実際、タリバンの収監者釈放は、アフガン政府に致命的な結果をもたらしかねない。英国のザ・タイムズは同日、アフガン政府が3月、イタリア人記者の釈放のため、タリバンの司令官の一人であるウスタド・ムハマド・ヤシャールを釈放した後、起きた出来事を詳しく報道した。
同報道によると、ヤシャールは釈放された後、カブールから南西側に65キロ離れたワルダク州を「ミニ・タリバン地域」にした。20年越しのドイツ病院は閉鎖され、衛星アンテナを持っていた住民は散々殴られた。政府への協力者は処刑され、ほとんどの住民がタリバンの戦士に変わったと同紙は伝えた。

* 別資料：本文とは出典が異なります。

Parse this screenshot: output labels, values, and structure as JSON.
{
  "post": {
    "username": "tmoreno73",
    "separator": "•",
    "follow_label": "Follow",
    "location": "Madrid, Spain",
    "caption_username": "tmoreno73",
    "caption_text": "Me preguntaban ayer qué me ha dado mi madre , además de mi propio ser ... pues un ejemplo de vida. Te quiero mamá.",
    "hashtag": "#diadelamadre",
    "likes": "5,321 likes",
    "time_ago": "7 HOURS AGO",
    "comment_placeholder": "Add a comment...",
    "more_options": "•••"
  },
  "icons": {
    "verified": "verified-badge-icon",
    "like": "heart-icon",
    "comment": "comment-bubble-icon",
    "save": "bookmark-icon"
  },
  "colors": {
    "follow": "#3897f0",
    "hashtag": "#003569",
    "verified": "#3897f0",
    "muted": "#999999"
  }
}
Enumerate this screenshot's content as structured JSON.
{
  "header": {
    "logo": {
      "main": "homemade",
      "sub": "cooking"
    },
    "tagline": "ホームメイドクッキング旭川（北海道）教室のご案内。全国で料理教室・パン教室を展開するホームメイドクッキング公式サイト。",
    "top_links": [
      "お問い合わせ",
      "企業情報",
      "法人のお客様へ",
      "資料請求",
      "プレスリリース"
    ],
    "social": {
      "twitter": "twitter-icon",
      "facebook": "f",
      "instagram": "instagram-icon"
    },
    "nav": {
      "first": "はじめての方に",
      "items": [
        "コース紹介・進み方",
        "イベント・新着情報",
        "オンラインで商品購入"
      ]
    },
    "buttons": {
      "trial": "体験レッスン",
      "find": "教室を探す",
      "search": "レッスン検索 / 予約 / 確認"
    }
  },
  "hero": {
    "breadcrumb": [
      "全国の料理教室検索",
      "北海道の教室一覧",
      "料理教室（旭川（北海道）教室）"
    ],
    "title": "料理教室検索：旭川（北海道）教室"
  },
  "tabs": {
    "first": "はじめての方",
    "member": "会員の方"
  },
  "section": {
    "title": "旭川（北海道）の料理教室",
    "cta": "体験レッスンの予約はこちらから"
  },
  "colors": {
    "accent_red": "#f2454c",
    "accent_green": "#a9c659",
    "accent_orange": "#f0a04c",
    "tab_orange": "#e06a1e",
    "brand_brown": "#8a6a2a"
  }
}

▲国際社会の非難も負担〓対外的にはアフガン政府がタリバン兵の人質を釈放すれば、国際社会の非難に直面する公算が高い。米国などが主導するテロとの戦争への協力を存立基盤としているハミド・カルザイ大統領としては国際社会の非難は致命的だ。
アブトゥル・ハジー・カリド内務次官は23日、「憲法と国益にそぐわない交渉をする考えはない」と一線を引いた。タリバンの収監者の釈放がアフガニスタンの脆弱な憲政秩序を揺るがすことを懸念した発言だ。
しかも、タリバンの要求を受け入れて収監者を釈放した場合、各種犯罪勢力の跋扈(ばっこ)や追加拉致を煽り立てる可能性があるという点もアフガン政府に大きな負担になっている。
結局、カルザイ政権は、あれこれとタリバンに対して強硬な態度を示すしかないという分析が多い。これはアフガン政権が拉致された韓国人の釈放に向けて、特別な措置を取ってくれることを期待している韓国としては厳しい状況と言わざるをえない。